Swedish Finance Minister Anders Borg insists his new budget is the same one he would have even if the government alliance had maintained its majority.
The conservative moderate minister claims his policies of the last four years in office have helped stabilize and strengthen Sweden’s economy despite the global financial crisis – in contrast to some European Union neighbors forced to make drastic cuts in public spending to cover giant budget deficits.
The budget repeats earlier forecasts of a growth of 4.8% in gross national production for the coming year – and tapering only slightly off in the next few years to come. It also sees a continued rise in the number of employed – with unemployment now at 8% dropping to 6% before new elections 4 years off.
Although predicting a continued economic upswing, Anders Borg still describes his budget as “careful.”

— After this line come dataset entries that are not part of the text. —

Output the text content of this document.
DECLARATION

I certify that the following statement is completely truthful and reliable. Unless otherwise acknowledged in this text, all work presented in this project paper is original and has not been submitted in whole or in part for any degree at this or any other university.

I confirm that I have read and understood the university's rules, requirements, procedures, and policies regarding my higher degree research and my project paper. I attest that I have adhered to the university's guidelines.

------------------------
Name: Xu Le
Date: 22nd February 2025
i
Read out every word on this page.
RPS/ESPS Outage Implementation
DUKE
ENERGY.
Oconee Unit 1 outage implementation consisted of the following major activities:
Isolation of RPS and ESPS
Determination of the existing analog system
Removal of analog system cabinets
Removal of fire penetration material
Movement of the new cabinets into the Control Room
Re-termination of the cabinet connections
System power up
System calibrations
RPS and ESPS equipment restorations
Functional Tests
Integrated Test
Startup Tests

Finance Minister Anders Borg adds that one way he hopes to create new jobs is with cuts in value added taxes for restaurants, catering companies and hotels – a boost for the tourist and food industries – but the opposition has already rejected this.
Some critics feel the budget will not end the widening gap between the rich and poor in Sweden and that it won’t make it easier for people in this Nordic nation to start new businesses or expand smaller companies into larger ones hiring more people – since high payroll taxes and business bureaucracy still hinder new efforts.
Chief analyst Thorbjörn Isaksson of Nordea Bank approves the new budget.
Those benefiting most with the new budget are those covered by the few solid promises of reforms: another tax cut for pensioners – who will still have to pay higher taxes than those with employment – and bigger benefits for families with children.